La lumière artificielle est à considérer comme un polluant environnemental, susceptible à ce titre d’avoir des répercussions à large échelle sur la santé de la faune sauvage. C’est alors que les vétérinaires interviennent, pour limiter la mortalité et la morbidité, dont l’ampleur peut constituer une menace pour la survie de la population. L’autopsie de trois femelles qui n’ont pu être sauvées a confirmé la mort par hyperthermie et déshydratation. Bien que l’urgence et le manque de matériel n’aient pas permis d’effectuer un bilan sanguin approfondi, les séquelles physiologiques consécutives aux heures passées à terre, puis sous le soleil, ont certainement compromis la survie à moyen terme des femelles remises à l’eau. « Nous croyons qu’un taux élevé de tortues n’ont pas survécu, en raison des changements physiologiques (déshydratation, hypoglycémie, hausse de cortisol et d’acide lactique) qui les ont rendues plus vulnérables à la noyade, aux collisions et à la prédation », affirme notre consœur Sharon L. Deem, qui a mené plusieurs missions d’étude sur la santé des tortues luth dans la région depuis 2001.

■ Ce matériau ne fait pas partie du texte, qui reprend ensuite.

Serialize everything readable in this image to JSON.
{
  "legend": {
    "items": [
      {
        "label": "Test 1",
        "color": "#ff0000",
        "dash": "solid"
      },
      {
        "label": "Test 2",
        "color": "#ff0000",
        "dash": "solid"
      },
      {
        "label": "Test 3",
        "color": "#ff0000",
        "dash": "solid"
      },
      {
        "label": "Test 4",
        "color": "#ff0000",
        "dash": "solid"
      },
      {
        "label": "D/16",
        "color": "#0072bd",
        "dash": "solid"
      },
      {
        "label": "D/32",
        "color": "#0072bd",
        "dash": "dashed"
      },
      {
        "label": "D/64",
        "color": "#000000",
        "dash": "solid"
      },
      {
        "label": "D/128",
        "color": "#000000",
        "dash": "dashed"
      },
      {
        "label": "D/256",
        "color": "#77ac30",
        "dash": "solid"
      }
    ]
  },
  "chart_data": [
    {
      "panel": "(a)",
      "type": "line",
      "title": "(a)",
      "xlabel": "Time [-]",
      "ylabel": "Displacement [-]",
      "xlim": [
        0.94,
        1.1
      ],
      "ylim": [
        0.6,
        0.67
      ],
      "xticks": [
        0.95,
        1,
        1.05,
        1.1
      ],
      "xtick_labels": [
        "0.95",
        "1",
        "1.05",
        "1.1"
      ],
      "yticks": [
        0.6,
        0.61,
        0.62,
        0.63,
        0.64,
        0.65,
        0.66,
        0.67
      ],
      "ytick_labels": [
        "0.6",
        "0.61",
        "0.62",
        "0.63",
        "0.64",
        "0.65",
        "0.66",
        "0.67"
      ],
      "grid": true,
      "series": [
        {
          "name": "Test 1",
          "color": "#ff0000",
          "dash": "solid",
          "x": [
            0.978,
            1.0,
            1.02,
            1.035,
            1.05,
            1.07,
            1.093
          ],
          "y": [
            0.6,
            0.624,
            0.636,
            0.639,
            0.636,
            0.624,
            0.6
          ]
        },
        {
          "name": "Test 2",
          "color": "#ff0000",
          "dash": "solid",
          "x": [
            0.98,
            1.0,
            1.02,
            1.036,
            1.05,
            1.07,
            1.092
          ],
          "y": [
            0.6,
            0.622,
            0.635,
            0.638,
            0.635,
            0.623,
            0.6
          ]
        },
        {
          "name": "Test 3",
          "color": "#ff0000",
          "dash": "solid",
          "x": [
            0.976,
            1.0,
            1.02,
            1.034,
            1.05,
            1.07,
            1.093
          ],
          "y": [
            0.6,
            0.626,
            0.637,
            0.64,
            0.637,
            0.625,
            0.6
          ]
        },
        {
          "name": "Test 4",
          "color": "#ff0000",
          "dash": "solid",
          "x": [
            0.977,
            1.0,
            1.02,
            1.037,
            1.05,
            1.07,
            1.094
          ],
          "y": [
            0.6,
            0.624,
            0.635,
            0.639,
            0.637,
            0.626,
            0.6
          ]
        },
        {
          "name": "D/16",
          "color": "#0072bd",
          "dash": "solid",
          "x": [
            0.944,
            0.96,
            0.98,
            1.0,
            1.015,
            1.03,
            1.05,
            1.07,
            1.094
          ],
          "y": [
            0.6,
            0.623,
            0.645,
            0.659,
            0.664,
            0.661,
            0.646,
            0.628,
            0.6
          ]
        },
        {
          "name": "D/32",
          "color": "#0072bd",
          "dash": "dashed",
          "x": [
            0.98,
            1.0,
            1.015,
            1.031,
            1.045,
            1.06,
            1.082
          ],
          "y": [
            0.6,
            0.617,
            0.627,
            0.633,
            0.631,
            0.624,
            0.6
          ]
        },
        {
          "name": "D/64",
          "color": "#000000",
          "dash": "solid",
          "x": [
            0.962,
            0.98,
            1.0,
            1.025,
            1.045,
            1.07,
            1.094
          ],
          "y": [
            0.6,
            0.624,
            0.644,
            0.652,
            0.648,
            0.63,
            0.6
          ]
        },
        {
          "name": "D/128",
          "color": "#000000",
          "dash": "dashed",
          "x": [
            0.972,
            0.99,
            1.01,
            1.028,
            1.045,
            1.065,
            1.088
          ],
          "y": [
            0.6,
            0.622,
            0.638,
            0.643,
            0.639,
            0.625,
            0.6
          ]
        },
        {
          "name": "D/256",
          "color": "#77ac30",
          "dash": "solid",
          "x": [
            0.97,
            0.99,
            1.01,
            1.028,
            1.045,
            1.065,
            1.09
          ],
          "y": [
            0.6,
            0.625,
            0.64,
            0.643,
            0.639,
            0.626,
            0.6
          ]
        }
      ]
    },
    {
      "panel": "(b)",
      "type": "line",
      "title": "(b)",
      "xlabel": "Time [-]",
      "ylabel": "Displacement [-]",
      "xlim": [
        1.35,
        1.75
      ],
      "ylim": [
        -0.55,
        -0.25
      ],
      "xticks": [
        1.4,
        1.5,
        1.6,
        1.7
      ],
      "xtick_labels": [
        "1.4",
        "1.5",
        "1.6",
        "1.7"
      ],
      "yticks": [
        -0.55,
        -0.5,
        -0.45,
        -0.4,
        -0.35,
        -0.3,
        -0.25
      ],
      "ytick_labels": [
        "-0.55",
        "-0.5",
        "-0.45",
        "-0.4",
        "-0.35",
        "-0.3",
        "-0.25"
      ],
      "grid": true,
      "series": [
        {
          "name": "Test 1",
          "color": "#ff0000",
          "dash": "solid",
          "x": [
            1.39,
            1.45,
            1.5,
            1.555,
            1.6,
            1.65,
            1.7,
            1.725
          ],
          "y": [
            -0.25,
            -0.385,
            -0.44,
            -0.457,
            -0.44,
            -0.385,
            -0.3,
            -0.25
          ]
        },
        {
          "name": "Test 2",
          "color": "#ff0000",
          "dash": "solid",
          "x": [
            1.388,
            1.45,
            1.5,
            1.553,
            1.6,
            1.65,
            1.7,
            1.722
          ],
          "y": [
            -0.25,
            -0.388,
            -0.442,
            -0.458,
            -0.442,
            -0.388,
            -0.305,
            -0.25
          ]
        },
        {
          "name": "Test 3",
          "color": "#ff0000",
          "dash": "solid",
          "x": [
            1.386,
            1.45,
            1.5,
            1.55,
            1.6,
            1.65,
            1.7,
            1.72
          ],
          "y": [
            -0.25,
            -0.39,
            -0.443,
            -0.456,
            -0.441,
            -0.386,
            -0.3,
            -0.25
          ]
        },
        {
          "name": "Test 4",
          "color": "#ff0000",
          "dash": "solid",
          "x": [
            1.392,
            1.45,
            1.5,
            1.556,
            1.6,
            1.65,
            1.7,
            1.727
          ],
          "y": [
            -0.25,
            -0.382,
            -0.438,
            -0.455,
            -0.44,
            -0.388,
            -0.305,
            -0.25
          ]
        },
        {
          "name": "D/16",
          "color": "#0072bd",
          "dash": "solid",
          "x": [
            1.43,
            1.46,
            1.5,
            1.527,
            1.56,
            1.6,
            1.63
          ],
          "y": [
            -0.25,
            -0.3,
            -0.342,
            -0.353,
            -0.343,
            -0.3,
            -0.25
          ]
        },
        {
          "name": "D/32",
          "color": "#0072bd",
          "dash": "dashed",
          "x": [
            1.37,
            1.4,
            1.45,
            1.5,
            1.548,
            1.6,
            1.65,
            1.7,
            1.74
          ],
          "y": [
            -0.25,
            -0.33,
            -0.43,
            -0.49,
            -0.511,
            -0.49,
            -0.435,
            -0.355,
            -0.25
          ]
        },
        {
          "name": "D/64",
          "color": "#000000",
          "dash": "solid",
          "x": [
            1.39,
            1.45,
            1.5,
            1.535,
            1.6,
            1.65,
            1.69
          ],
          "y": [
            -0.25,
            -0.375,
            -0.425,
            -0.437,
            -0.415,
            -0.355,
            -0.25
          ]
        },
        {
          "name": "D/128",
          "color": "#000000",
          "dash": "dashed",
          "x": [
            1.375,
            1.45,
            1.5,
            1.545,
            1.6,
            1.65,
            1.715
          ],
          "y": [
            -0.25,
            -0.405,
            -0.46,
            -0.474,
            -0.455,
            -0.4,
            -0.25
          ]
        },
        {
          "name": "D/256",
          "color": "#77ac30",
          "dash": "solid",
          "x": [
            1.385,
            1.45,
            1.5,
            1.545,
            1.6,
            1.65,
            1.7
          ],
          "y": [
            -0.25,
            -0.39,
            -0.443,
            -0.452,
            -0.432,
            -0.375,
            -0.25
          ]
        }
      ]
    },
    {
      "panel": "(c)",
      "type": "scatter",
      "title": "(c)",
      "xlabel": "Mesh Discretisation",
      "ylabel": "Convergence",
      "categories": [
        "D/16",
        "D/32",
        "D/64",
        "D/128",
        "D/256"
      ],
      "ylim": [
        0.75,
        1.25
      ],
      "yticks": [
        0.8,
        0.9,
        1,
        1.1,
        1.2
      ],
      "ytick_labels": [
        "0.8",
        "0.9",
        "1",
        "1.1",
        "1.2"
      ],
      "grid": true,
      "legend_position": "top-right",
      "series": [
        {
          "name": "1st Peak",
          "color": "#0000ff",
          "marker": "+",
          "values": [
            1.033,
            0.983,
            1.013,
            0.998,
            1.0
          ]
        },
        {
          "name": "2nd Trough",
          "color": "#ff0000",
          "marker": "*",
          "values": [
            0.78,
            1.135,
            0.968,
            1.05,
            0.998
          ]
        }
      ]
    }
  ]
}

Pour prévenir ces dommages, les vétérinaires engagés dans le projet ont administré de grands volumes de solutés glucosés par voie intracoelomique aux tortues échouées, avant de les relâcher. La région inguinale offre une voie d’accès. Les nouveau-nés égarés peuvent souffrir des mêmes séquelles, notamment d’une déperdition d’énergie, puisqu’ils ne s’alimenteront pas avant quarante-huit heures en mer. Toute dépense d’énergie superflue pour chercher l’océan compromet donc considérablement leur survie. C’est pourquoi il est vital de retrouver les dizaines de bébés égarés au lever du jour, pour les remettre à l’eau le plus vite possible. Quelques millilitres de solutés glucosés peuvent leur être administrés par voie orale, ou par voie intracoelomique, comme pour les adultes.

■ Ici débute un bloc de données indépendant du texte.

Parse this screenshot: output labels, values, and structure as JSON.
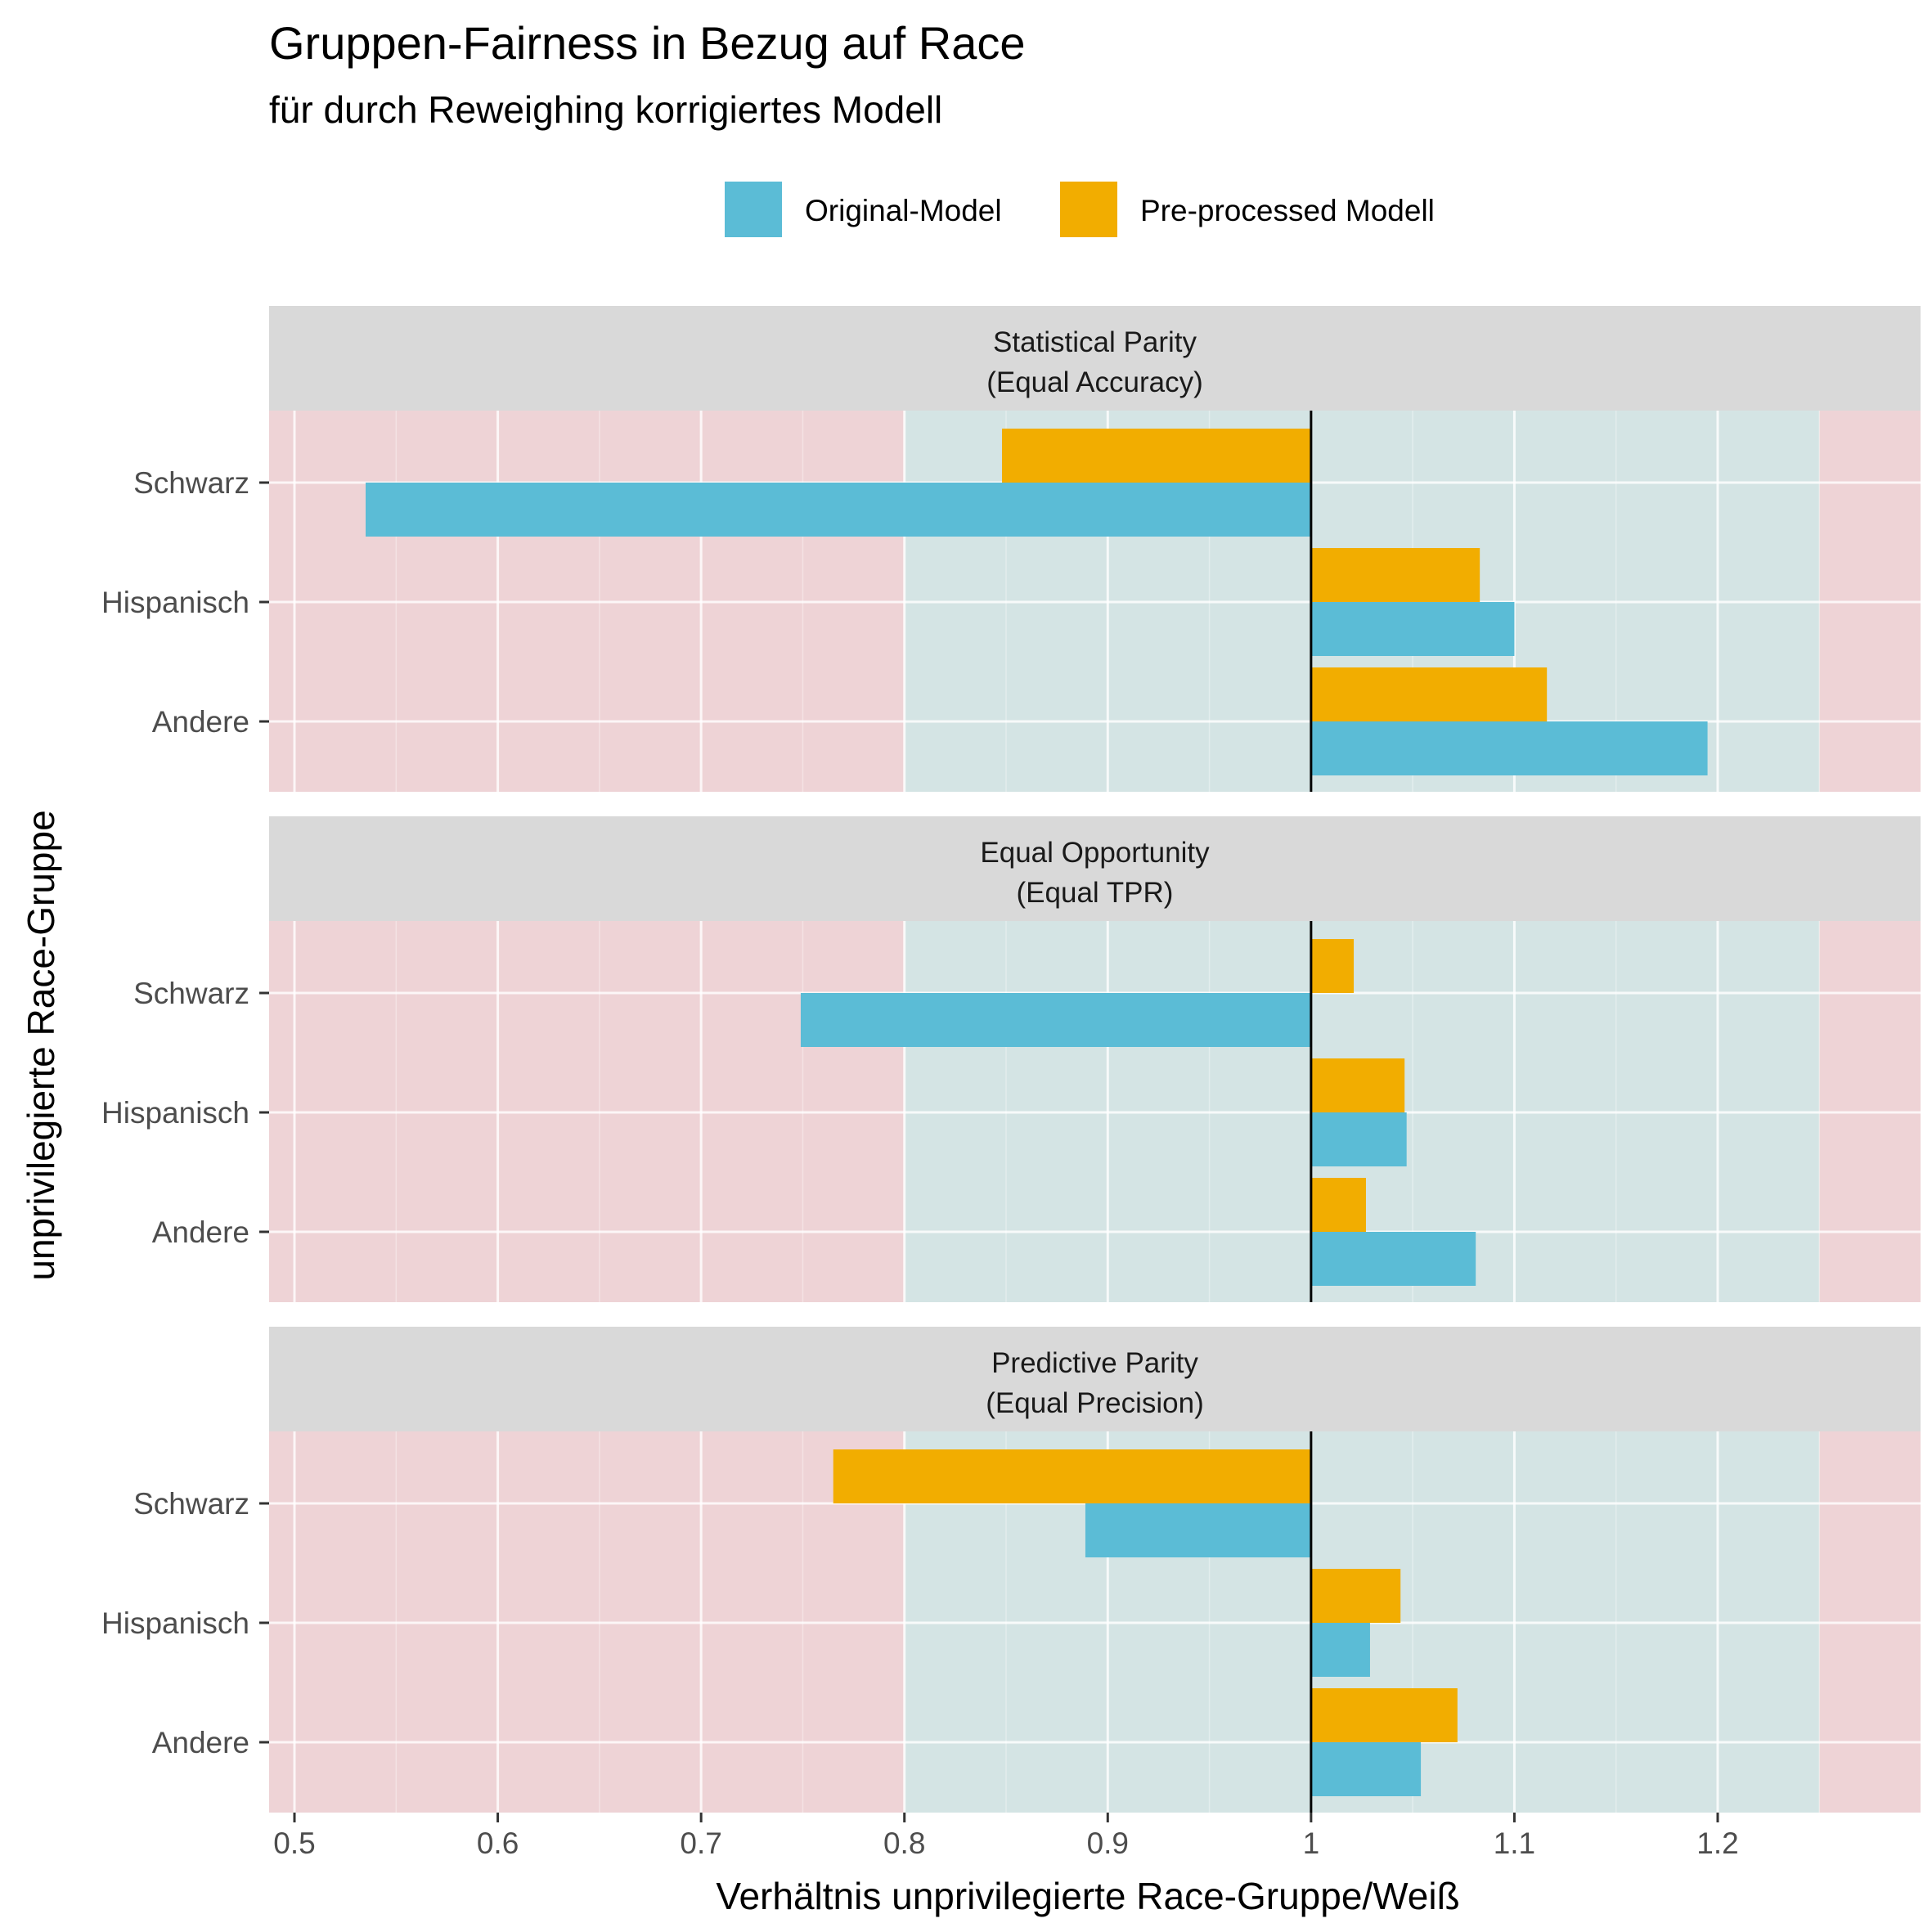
{
  "chart_data": {
    "type": "bar",
    "orientation": "horizontal",
    "title": "Gruppen-Fairness in Bezug auf Race",
    "subtitle": "für durch Reweighing korrigiertes Modell",
    "xlabel": "Verhältnis unprivilegierte Race-Gruppe/Weiß",
    "ylabel": "unprivilegierte Race-Gruppe",
    "xlim": [
      0.49,
      1.3
    ],
    "x_ticks": [
      "0.5",
      "0.6",
      "0.7",
      "0.8",
      "0.9",
      "1",
      "1.1",
      "1.2"
    ],
    "baseline": 1,
    "fair_range": [
      0.8,
      1.25
    ],
    "categories": [
      "Schwarz",
      "Hispanisch",
      "Andere"
    ],
    "legend": {
      "position": "top",
      "entries": [
        "Original-Model",
        "Pre-processed Modell"
      ]
    },
    "colors": {
      "Original-Model": "#5bbcd6",
      "Pre-processed Modell": "#f2ad00",
      "unfair_zone": "#eed3d6",
      "fair_zone": "#d4e4e4",
      "strip": "#d9d9d9"
    },
    "panels": [
      {
        "strip": [
          "Statistical Parity",
          "(Equal Accuracy)"
        ],
        "series": [
          {
            "name": "Original-Model",
            "values": [
              0.535,
              1.1,
              1.195
            ]
          },
          {
            "name": "Pre-processed Modell",
            "values": [
              0.848,
              1.083,
              1.116
            ]
          }
        ]
      },
      {
        "strip": [
          "Equal Opportunity",
          "(Equal TPR)"
        ],
        "series": [
          {
            "name": "Original-Model",
            "values": [
              0.749,
              1.047,
              1.081
            ]
          },
          {
            "name": "Pre-processed Modell",
            "values": [
              1.021,
              1.046,
              1.027
            ]
          }
        ]
      },
      {
        "strip": [
          "Predictive Parity",
          "(Equal Precision)"
        ],
        "series": [
          {
            "name": "Original-Model",
            "values": [
              0.889,
              1.029,
              1.054
            ]
          },
          {
            "name": "Pre-processed Modell",
            "values": [
              0.765,
              1.044,
              1.072
            ]
          }
        ]
      }
    ]
  }
}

Mais le vrai travail de conservation passe par la prévention, seul moyen de réduire la menace à long terme. C’est alors un projet pluriannuel qui doit être engagé, depuis la réalisation d’études destinées à démontrer l’étendue du problème et d’identifier des solutions, jusqu’à leur mise en place, en passant par la recherche des fonds nécessaires à chaque étape. Dès 2001, une mission menée par notre consœur Sharon L. Deem permet d’observer dans le sable les traces de désorientation des nouveau-nés. Début 2006 seulement, la première étude est initiée, fondée sur le décompte de ces traces au lever du jour. Elle démontre la responsabilité des lumières artificielles.

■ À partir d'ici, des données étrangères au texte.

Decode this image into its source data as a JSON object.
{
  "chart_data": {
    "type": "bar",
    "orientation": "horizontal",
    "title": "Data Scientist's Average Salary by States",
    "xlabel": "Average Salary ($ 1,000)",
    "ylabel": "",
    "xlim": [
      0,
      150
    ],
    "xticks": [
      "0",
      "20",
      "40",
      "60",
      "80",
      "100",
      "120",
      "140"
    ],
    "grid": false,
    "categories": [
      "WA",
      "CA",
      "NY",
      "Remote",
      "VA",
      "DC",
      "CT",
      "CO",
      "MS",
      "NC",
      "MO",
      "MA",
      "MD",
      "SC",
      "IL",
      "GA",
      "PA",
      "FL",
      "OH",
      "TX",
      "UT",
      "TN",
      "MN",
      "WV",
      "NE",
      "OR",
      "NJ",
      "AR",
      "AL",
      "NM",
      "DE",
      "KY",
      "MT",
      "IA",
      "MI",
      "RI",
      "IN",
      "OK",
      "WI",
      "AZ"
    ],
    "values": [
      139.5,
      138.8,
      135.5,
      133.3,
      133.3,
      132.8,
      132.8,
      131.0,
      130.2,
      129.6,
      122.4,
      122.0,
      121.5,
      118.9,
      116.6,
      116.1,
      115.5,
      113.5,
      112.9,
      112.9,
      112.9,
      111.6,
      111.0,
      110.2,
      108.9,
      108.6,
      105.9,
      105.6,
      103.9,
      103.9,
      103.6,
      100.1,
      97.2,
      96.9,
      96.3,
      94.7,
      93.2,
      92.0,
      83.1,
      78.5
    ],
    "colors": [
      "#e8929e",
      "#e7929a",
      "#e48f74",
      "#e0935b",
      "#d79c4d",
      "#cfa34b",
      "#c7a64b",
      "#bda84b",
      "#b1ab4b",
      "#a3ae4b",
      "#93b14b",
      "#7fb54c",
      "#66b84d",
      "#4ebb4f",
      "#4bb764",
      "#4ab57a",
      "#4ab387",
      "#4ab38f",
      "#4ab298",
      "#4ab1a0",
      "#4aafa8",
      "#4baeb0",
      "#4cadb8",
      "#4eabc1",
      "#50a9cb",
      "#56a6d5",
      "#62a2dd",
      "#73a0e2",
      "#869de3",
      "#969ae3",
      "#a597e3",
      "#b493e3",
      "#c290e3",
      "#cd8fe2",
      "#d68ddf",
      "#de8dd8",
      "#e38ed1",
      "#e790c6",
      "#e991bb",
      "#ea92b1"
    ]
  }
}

En 2006-2007, un travail expérimental, qui confronte des nouveau-nés à différentes situations d’éclairement, vient affiner la compréhension du problème, tandis que les désorientations spectaculaires de femelles adultes permettent de collecter des fonds pour poursuivre le projet. C’est ainsi qu’au cours de la saison 2007-2008, des lampes d’un type nouveau sont testées, potentiellement moins attractives pour les tortues marines, et que le matériel nécessaire pour modifier toutes les lumières à proximité de la plage de ponte est acheté.
La prochaine saison permettra de dire si le travail accompli améliore de façon satisfaisante l’environnement des tortues marines et si elles pourront continuer de se reproduire en bon voisinage avec les touristes.